In the end, though, they thought better of making that change. And it was a good decision, too, because Mattingly was just as good at picking throws out of the dirt at first as he was at whacking line drives. The Yankees called up Mattingly for some quick licks at the end of the 1982 season, when he was just twenty-one years old. In his first full year in the majors two years later, he hit twenty-three home runs and won the American League batting title. He earned the MVP award the following year as an encore. In 1987, he homered in eight straight games and hit an incredible six grand slams, still a major-league record. (By comparison, the entire Dodgers team would hit one grand slam in 2013.)

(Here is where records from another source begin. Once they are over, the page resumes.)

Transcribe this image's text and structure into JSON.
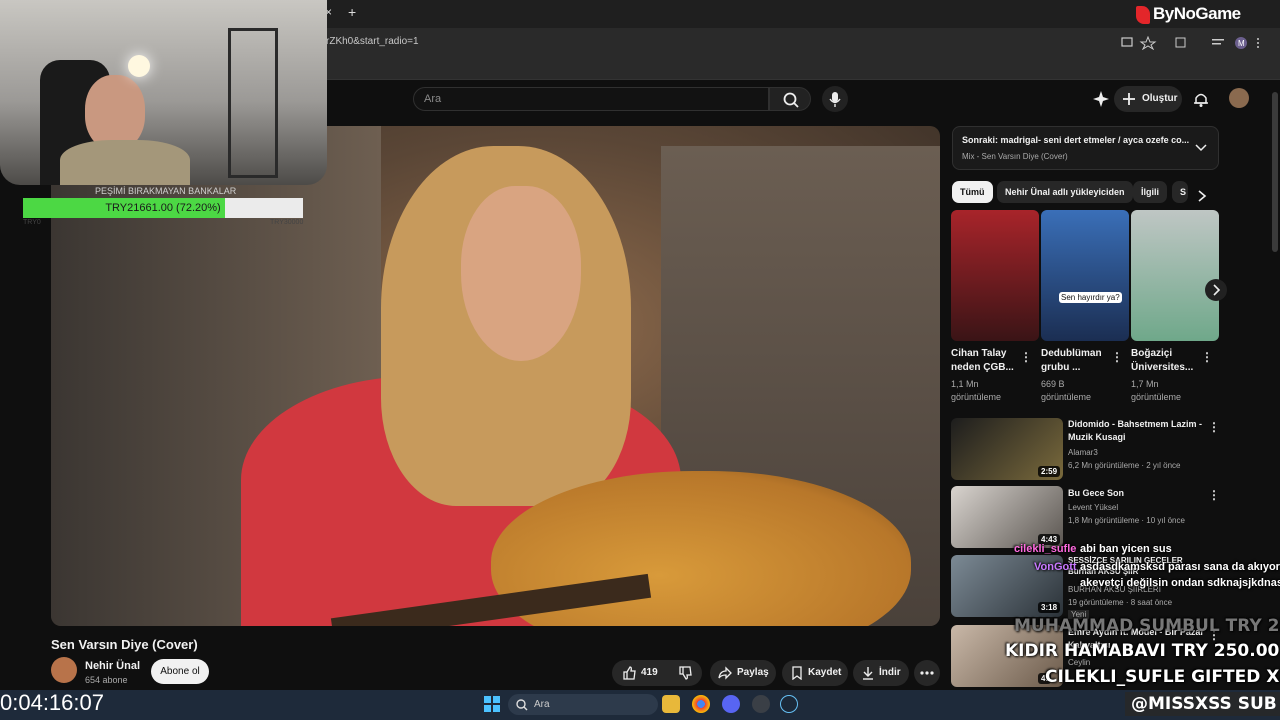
{
  "browser": {
    "url_fragment": "rZKh0&start_radio=1",
    "close_tab": "×",
    "new_tab": "+",
    "profile_initial": "M"
  },
  "youtube": {
    "search_placeholder": "Ara",
    "create_label": "Oluştur"
  },
  "video": {
    "title": "Sen Varsın Diye (Cover)",
    "channel": "Nehir Ünal",
    "subscribers": "654 abone",
    "subscribe_label": "Abone ol",
    "likes": "419",
    "share_label": "Paylaş",
    "save_label": "Kaydet",
    "download_label": "İndir"
  },
  "sidebar": {
    "playlist_title": "Sonraki: madrigal- seni dert etmeler / ayca ozefe co...",
    "playlist_sub": "Mix - Sen Varsın Diye (Cover)",
    "chips": [
      "Tümü",
      "Nehir Ünal adlı yükleyiciden",
      "İlgili",
      "S"
    ],
    "shorts": [
      {
        "title": "Cihan Talay\nneden ÇGB...",
        "meta": "1,1 Mn\ngörüntüleme"
      },
      {
        "title": "Dedublüman\ngrubu ...",
        "meta": "669 B\ngörüntüleme",
        "thumb_caption": "Sen hayırdır ya?"
      },
      {
        "title": "Boğaziçi\nÜniversites...",
        "meta": "1,7 Mn\ngörüntüleme"
      }
    ],
    "videos": [
      {
        "title": "Didomido - Bahsetmem Lazim -\nMuzik Kusagi",
        "channel": "Alamar3",
        "meta": "6,2 Mn görüntüleme · 2 yıl önce",
        "duration": "2:59"
      },
      {
        "title": "Bu Gece Son",
        "channel": "Levent Yüksel",
        "meta": "1,8 Mn görüntüleme · 10 yıl önce",
        "duration": "4:43"
      },
      {
        "title": "SESSİZCE SARILIN GECELER\nBurhan AKSU ŞİİR",
        "channel": "BURHAN AKSU ŞİİRLERİ",
        "meta": "19 görüntüleme · 8 saat önce",
        "duration": "3:18",
        "badge": "Yeni"
      },
      {
        "title": "Emre Aydın ft. Model - Bir Pazar\nKahvaltısı",
        "channel": "Ceylin",
        "meta": "",
        "duration": "4:"
      }
    ]
  },
  "overlay": {
    "goal_label": "PEŞİMİ BIRAKMAYAN BANKALAR",
    "goal_text": "TRY21661.00 (72.20%)",
    "goal_fraction": 0.722,
    "goal_min": "TRY0",
    "goal_max": "TRY30000",
    "brand": "ByNoGame",
    "chat": [
      {
        "user": "cilekli_sufle",
        "msg": "abi ban yicen sus"
      },
      {
        "user": "VonGott",
        "msg": "asdasdkamsksd parası sana da akıyor"
      },
      {
        "user": "",
        "msg": "akevetçi değilsin ondan sdknajsjkdnasd"
      }
    ],
    "donation1": "MUHAMMAD SUMBUL  TRY 250.00",
    "donation2": "KIDIR HAMABAVI  TRY 250.00",
    "gift": "CILEKLI_SUFLE  GIFTED X1",
    "timer": "0:04:16:07",
    "handle": "@MISSXSS  SUB"
  },
  "taskbar": {
    "search_placeholder": "Ara"
  },
  "colors": {
    "goal_fill": "#4cd844",
    "subscribe_bg": "#f1f1f1",
    "chat_user": "#ff6adf",
    "brand_red": "#e3262a"
  }
}
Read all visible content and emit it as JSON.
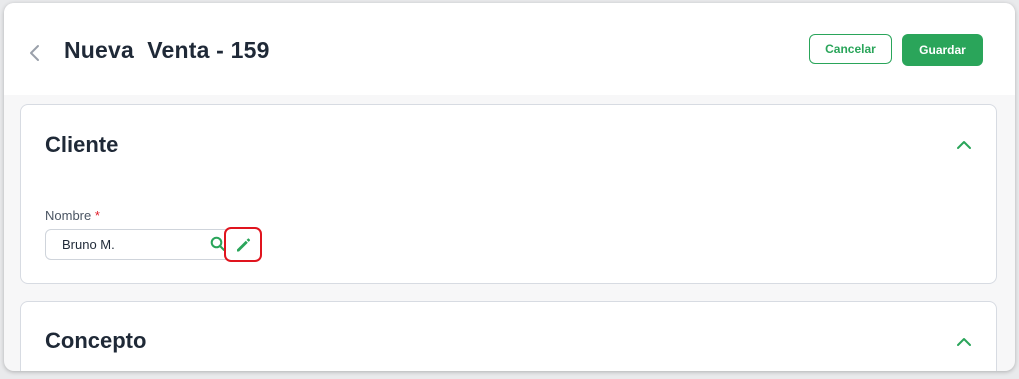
{
  "header": {
    "title": "Nueva  Venta - 159",
    "cancel_label": "Cancelar",
    "save_label": "Guardar",
    "back_icon": "chevron-left-icon"
  },
  "sections": {
    "cliente": {
      "title": "Cliente",
      "expanded": true,
      "fields": {
        "nombre": {
          "label": "Nombre",
          "required_mark": "*",
          "value": "Bruno M."
        }
      }
    },
    "concepto": {
      "title": "Concepto",
      "expanded": true
    }
  },
  "colors": {
    "accent": "#2aa55a",
    "required": "#e11d2a",
    "highlight": "#e0141e"
  }
}
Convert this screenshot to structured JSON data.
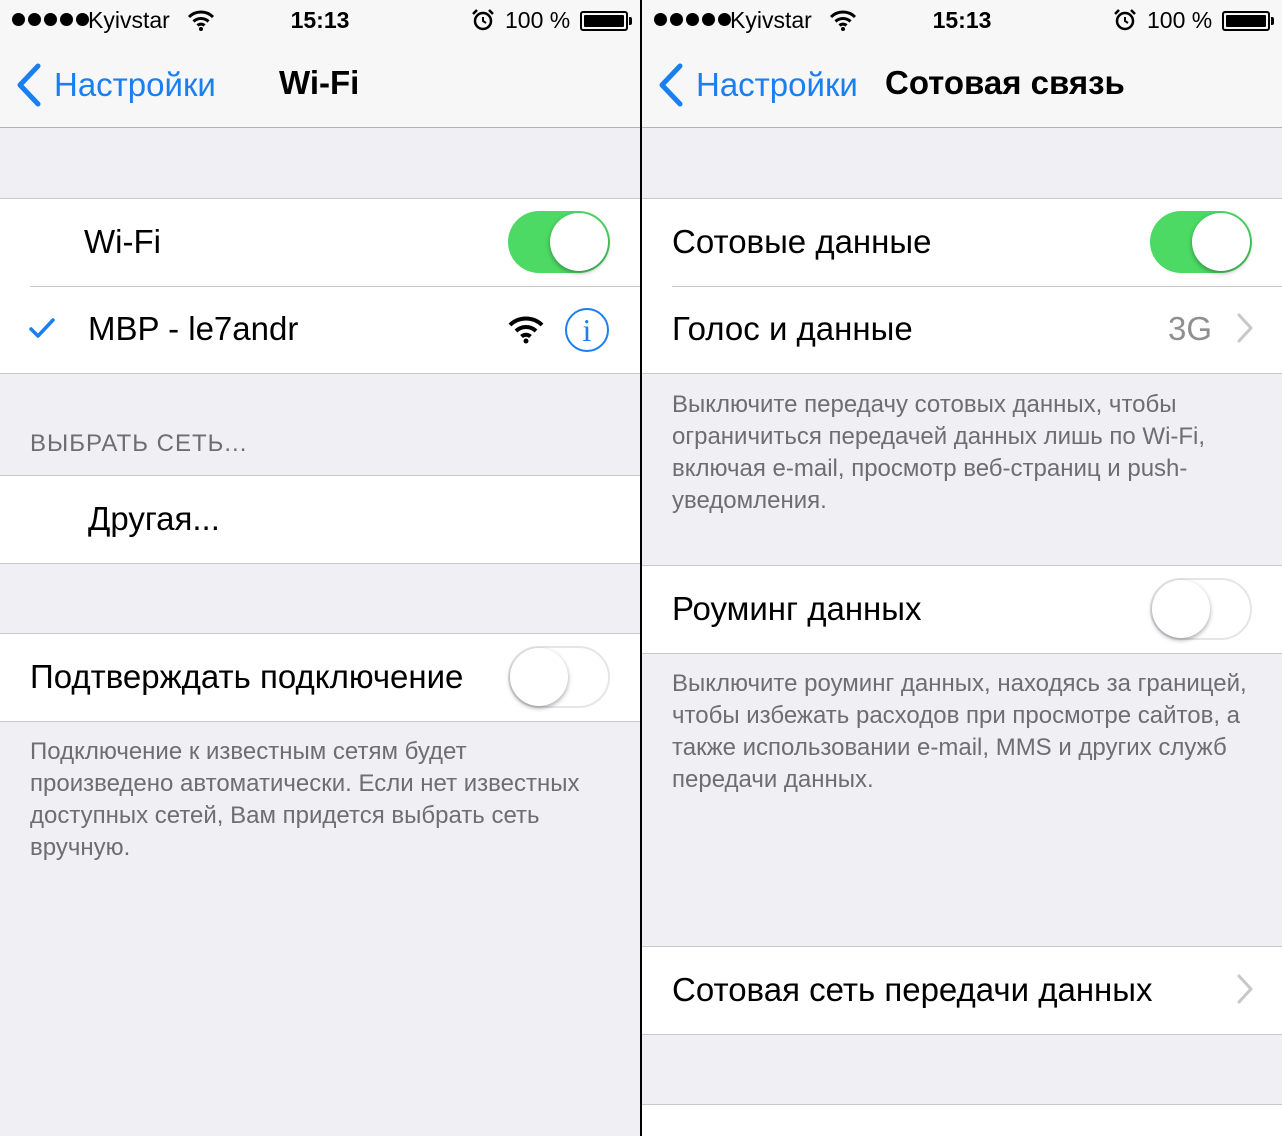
{
  "status_bar": {
    "carrier": "Kyivstar",
    "time": "15:13",
    "battery": "100 %"
  },
  "left": {
    "back_label": "Настройки",
    "title": "Wi-Fi",
    "wifi_label": "Wi-Fi",
    "wifi_on": true,
    "connected_network": "MBP - le7andr",
    "info_symbol": "i",
    "choose_network_header": "ВЫБРАТЬ СЕТЬ...",
    "other_label": "Другая...",
    "ask_join_label": "Подтверждать подключение",
    "ask_join_on": false,
    "ask_join_footer": "Подключение к известным сетям будет произведено автоматически. Если нет известных доступных сетей, Вам придется выбрать сеть вручную."
  },
  "right": {
    "back_label": "Настройки",
    "title": "Сотовая связь",
    "cellular_data_label": "Сотовые данные",
    "cellular_data_on": true,
    "voice_data_label": "Голос и данные",
    "voice_data_value": "3G",
    "cellular_footer": "Выключите передачу сотовых данных, чтобы ограничиться передачей данных лишь по Wi-Fi, включая e-mail, просмотр веб-страниц и push-уведомления.",
    "roaming_label": "Роуминг данных",
    "roaming_on": false,
    "roaming_footer": "Выключите роуминг данных, находясь за границей, чтобы избежать расходов при просмотре сайтов, а также использовании e-mail, MMS и других служб передачи данных.",
    "cellular_network_label": "Сотовая сеть передачи данных"
  },
  "colors": {
    "accent": "#1a7ff0",
    "toggle_on": "#4cd964",
    "background": "#efeff4",
    "secondary_text": "#6d6d72"
  },
  "icons": {
    "signal": "signal-dots-icon",
    "wifi": "wifi-icon",
    "alarm": "alarm-clock-icon",
    "battery": "battery-icon",
    "back": "chevron-left-icon",
    "checkmark": "checkmark-icon",
    "info": "info-icon",
    "disclosure": "chevron-right-icon"
  }
}
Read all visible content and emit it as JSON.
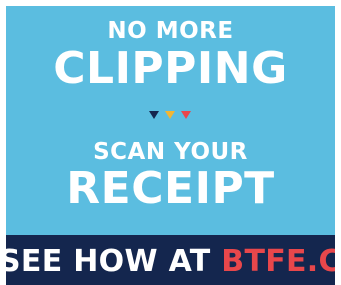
{
  "ad": {
    "line1": "NO MORE",
    "line2": "CLIPPING",
    "line3": "SCAN YOUR",
    "line4": "RECEIPT",
    "cta_lead": "SEE HOW AT ",
    "cta_url": "BTFE.COM"
  },
  "divider": {
    "colors": [
      "#14264e",
      "#f2b632",
      "#e8474b"
    ]
  },
  "colors": {
    "panel_bg": "#5bbde0",
    "footer_bg": "#14264e",
    "accent": "#e8474b",
    "text": "#ffffff"
  }
}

During his time with the Yankees, Mattingly showed up to work each day and went about his business with a quiet dignity that endeared him to millions. Although the team included more exciting players like Dave Winfield and Rickey Henderson, television and radio commercials implored fans to come to Yankee Stadium to watch Donnie Baseball. He played hurt and he played sick. And no matter how high his star ascended, he never quite shook his underdog status, as the slightly undersized son of a mailman. Perhaps it was his noted ability to keep an even keel in the Bronx Zoo that had qualified him to run the Dodgers despite having no managerial experience whatsoever when he was hired. After playing under Yankees owner George Steinbrenner and managers Billy Martin and Lou Piniella for the Bombers, Mattingly seemed to have reached the point where it would take an actual bomb to faze him. That’s not to say he was a robot. Toward the end of his tenth season
with the Yankees he decided to grow a mullet to match his famous mustache. When the club’s management asked him to cut his hair to adhere to the organization’s famously strict grooming policy, Mattingly refused. He was pulled from the lineup, benched, and fined. Lest anyone confuse his levelheadedness with resigned acquiescence to bullshit, following the game he complained to reporters that the club’s general manager, Gene Michael, only wanted players who were puppets, and suggested he might not belong in the organization anymore. “He hardly ever gets mad,” said his son Preston. “But when he does, man, look out.” (Mattingly cut his hair and stayed.)
As a late-round draft pick who became an idol in America’s biggest city, Mattingly had all the requirements of a folk hero. But he did not want to be defined by the one thing he wasn’t. In his mind, the truest measure of a man was how his children felt about him. During his playing days, a generation of young baseball fans grew up wanting to be just like him. He worried that if he kept on playing for them, his own sons wouldn’t know him. While he was a Yankee, he and his first wife, Kim, made a home for their three young sons across the Hudson River in Tenafly, New Jersey. But the brutal nature of his baseball schedule meant that half his nights were spent in hotel rooms scattered across the country. Mattingly hated missing months of his kids’ lives every year. So he made a decision. “Everybody always thinks it was my back,” Mattingly told ESPN later, about why he retired. “But it was really about my kids. I had kind of figured how to play with the back. I went a couple of years where I couldn’t find my swing, I was messing with different stances, and a couple years were lean for me. But the last year, I was rolling. I was really crushing.” After the 1995 season, the Yankees offered him a multiyear contract. He turned it down. His eldest son, Taylor, was ten. Preston was eight, and the youngest, Jordon, was four. “If I re-signed, Taylor was going to be in high school, Preston was going to be right there,” he said. “And I knew they weren’t going to know me. I couldn’t do it. I couldn’t live my life with them not knowing me.”